Analiz / Doç. Dr. Osman Tek
Köroğlu, halk kültürümüzde cesaretin, adaletin ve eyleme dökülen sözün sembolüdür. Onun “Ferman padişahınsa, dağlar bizimdir” sözü, yalnızca bir meydan okuma değil, aynı zamanda bir hakikat savunusudur. Köroğlu, yalnızca konuşan değil, sözünü eyleme dönüştüren, hakikat uğruna risk alan bir karakterdir. Ancak günümüzde, Köroğlu’nun ruhundan uzak, yalnızca sözle yetinen, hakikati perdeleyen ve dili bir manipülasyon aracı olarak kullanan bir anlayış yaygınlaşmıştır: “Siyasal dilcilik”.
Siyasal Dilcilik Nedir?
Onu hakikatin dile getirilmesi yerine, dilin şahsi veya politik çıkarlar için araçsallaştırılması anlamında kullanıyorum. Bu kavram, siyaset dilinden farklıdır; burada mesele yalnızca belirli siyasi kavramların kullanılması değil, dilin gerçekliği gizleyen ve toplumu yönlendiren bir manipülasyon aracına dönüşmesidir.

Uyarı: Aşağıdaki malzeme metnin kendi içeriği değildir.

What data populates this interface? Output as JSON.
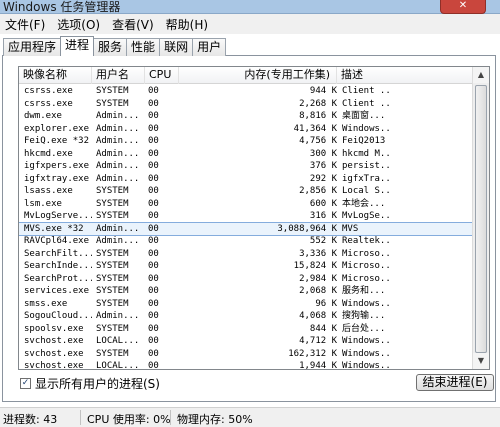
{
  "window": {
    "title": "Windows 任务管理器",
    "close_glyph": "✕"
  },
  "menu": [
    "文件(F)",
    "选项(O)",
    "查看(V)",
    "帮助(H)"
  ],
  "tabs": [
    "应用程序",
    "进程",
    "服务",
    "性能",
    "联网",
    "用户"
  ],
  "active_tab": "进程",
  "columns": {
    "name": "映像名称",
    "user": "用户名",
    "cpu": "CPU",
    "mem": "内存(专用工作集)",
    "desc": "描述"
  },
  "processes": [
    {
      "name": "csrss.exe",
      "user": "SYSTEM",
      "cpu": "00",
      "mem": "944 K",
      "desc": "Client ..."
    },
    {
      "name": "csrss.exe",
      "user": "SYSTEM",
      "cpu": "00",
      "mem": "2,268 K",
      "desc": "Client ..."
    },
    {
      "name": "dwm.exe",
      "user": "Admin...",
      "cpu": "00",
      "mem": "8,816 K",
      "desc": "桌面窗..."
    },
    {
      "name": "explorer.exe",
      "user": "Admin...",
      "cpu": "00",
      "mem": "41,364 K",
      "desc": "Windows..."
    },
    {
      "name": "FeiQ.exe *32",
      "user": "Admin...",
      "cpu": "00",
      "mem": "4,756 K",
      "desc": "FeiQ2013"
    },
    {
      "name": "hkcmd.exe",
      "user": "Admin...",
      "cpu": "00",
      "mem": "300 K",
      "desc": "hkcmd M..."
    },
    {
      "name": "igfxpers.exe",
      "user": "Admin...",
      "cpu": "00",
      "mem": "376 K",
      "desc": "persist..."
    },
    {
      "name": "igfxtray.exe",
      "user": "Admin...",
      "cpu": "00",
      "mem": "292 K",
      "desc": "igfxTra..."
    },
    {
      "name": "lsass.exe",
      "user": "SYSTEM",
      "cpu": "00",
      "mem": "2,856 K",
      "desc": "Local S..."
    },
    {
      "name": "lsm.exe",
      "user": "SYSTEM",
      "cpu": "00",
      "mem": "600 K",
      "desc": "本地会..."
    },
    {
      "name": "MvLogServe...",
      "user": "SYSTEM",
      "cpu": "00",
      "mem": "316 K",
      "desc": "MvLogSe..."
    },
    {
      "name": "MVS.exe *32",
      "user": "Admin...",
      "cpu": "00",
      "mem": "3,088,964 K",
      "desc": "MVS",
      "selected": true
    },
    {
      "name": "RAVCpl64.exe",
      "user": "Admin...",
      "cpu": "00",
      "mem": "552 K",
      "desc": "Realtek..."
    },
    {
      "name": "SearchFilt...",
      "user": "SYSTEM",
      "cpu": "00",
      "mem": "3,336 K",
      "desc": "Microso..."
    },
    {
      "name": "SearchInde...",
      "user": "SYSTEM",
      "cpu": "00",
      "mem": "15,824 K",
      "desc": "Microso..."
    },
    {
      "name": "SearchProt...",
      "user": "SYSTEM",
      "cpu": "00",
      "mem": "2,984 K",
      "desc": "Microso..."
    },
    {
      "name": "services.exe",
      "user": "SYSTEM",
      "cpu": "00",
      "mem": "2,068 K",
      "desc": "服务和..."
    },
    {
      "name": "smss.exe",
      "user": "SYSTEM",
      "cpu": "00",
      "mem": "96 K",
      "desc": "Windows..."
    },
    {
      "name": "SogouCloud...",
      "user": "Admin...",
      "cpu": "00",
      "mem": "4,068 K",
      "desc": "搜狗输..."
    },
    {
      "name": "spoolsv.exe",
      "user": "SYSTEM",
      "cpu": "00",
      "mem": "844 K",
      "desc": "后台处..."
    },
    {
      "name": "svchost.exe",
      "user": "LOCAL...",
      "cpu": "00",
      "mem": "4,712 K",
      "desc": "Windows..."
    },
    {
      "name": "svchost.exe",
      "user": "SYSTEM",
      "cpu": "00",
      "mem": "162,312 K",
      "desc": "Windows..."
    },
    {
      "name": "svchost.exe",
      "user": "LOCAL...",
      "cpu": "00",
      "mem": "1,944 K",
      "desc": "Windows..."
    }
  ],
  "show_all_users": {
    "label": "显示所有用户的进程(S)",
    "checked": true,
    "check_glyph": "✓"
  },
  "end_process_label": "结束进程(E)",
  "status": {
    "process_count": "进程数: 43",
    "cpu_usage": "CPU 使用率: 0%",
    "physical_memory": "物理内存: 50%"
  },
  "scroll_glyphs": {
    "up": "▲",
    "down": "▼"
  }
}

Siyasal dilci için önemli olan, söylediklerinin doğruluğu veya içeriği değil, bu sözlerin toplum üzerindeki etkisidir. Söz ve eylem arasındaki bağ koparılmıştır. Siyasal dilci, etkili konuşur, güçlü sloganlar üretir, coşku yaratır ama söylediklerini hayata geçirme konusunda hiçbir sorumluluk hissetmez. O, yalnızca algıyı yönetir, hakikati savunmaz ve şahsi çıkarını gözetir.
Siyasal dilcilik, üç temel unsur etrafında şekillenir:
1. Lafazanlık ve Manipülasyon: Siyasal dilci, sözün büyüsünü bilir ve onu bir araç olarak kullanır. Ancak bu sözler, topluma fayda sağlamak veya gerçek sorunları çözmek için değil, algıyı yönlendirmek içindir. Gerçeklerden kaçmak, gündemi değiştirmek veya kendi çıkarlarını korumak için kullanılan bir retorik oyunudur.

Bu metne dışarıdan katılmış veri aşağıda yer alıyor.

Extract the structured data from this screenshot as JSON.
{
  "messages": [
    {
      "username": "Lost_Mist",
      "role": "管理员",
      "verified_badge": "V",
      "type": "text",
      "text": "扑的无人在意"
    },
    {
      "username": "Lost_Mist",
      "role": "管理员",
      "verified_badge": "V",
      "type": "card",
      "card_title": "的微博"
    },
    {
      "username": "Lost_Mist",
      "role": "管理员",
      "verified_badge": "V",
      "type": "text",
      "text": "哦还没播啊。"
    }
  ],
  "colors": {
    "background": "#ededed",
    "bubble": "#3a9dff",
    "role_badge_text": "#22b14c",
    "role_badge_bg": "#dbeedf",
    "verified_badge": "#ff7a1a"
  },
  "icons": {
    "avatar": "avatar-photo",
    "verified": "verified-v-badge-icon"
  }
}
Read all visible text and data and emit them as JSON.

2. Söz ve Eylem Ayrılığı: Siyasal dilci, konuşur ama harekete geçmez. Söylediği büyük vaatlerin, iddialı sözlerin bir karşılığı yoktur. Oysa Köroğlu gibi hakikati savunanlar için söz, bir eylem taahhüdüdür. Siyasal dilcinin amacı, çözüm üretmek değil, yalnızca sözleriyle gündemi ve çıkarı belirlemektir.
3. Toplumsal Algıyı Şekillendirme: Siyasal dilcilik, gerçeği çarpıtıp toplumu edilgen hale getiren bir süreçtir. Gerçek sorunları gizler, sahte gündemler yaratır ve insanları meşgul eder. Bu durum, toplumun hakikatle bağını kopararak bireyleri pasifize eder.
Bu anlayışın toplum üzerindeki etkileri derindir. Siyasal dilciliğin yaygınlaşması, iki büyük tehlikeyi beraberinde getirir:
1. Toplumsal Güven Krizi: Dilin manipülasyon amacıyla kullanılması, halkın yöneticilere ve birbirine olan güvenini sarsar. Hakikatin sürekli çarpıtıldığı bir ortamda insanlar kime inanacaklarını bilemez hale gelir. Bu, toplumsal bir parçalanmaya ve derin bir güven krizine yol açar.
2. Toplumun Pasifize Edilmesi: Siyasal dilciliğin en büyük tehlikelerinden biri, insanları hareketsiz bırakmasıdır. Sürekli tekrarlanan boş vaatler ve retorik oyunlar, insanların gerçek değişim için harekete geçmesini engeller. İnsanlar sorunların çözüleceğini sanarak bekler, ancak hiçbir şey değişmez.
Bu noktada, Köroğlu’nun temsil ettiği ruh ile siyasal dilcilik arasındaki fark netleşir. Köroğlu, haksızlığa karşı duran, sözü eyleme dönüştüren bir direniş figürüdür. Onun için hakikat, yalnızca söylenen bir şey değil, uğrunda mücadele edilmesi gereken bir değerdir.
Siyasal dilciler ise Köroğlu’nun zıttıdır. Onlar, padişahın sofrasından kalkmadan, dağlar ve fermanlar hakkında konuşanlardır. Onlar için önemli olan, hakikatin kendisi değil, söyledikleriyle nasıl bir etki yarattıklarıdır. Onlar, hakikati inşa etmek değil, onu araçsallaştırmak için konuşurlar.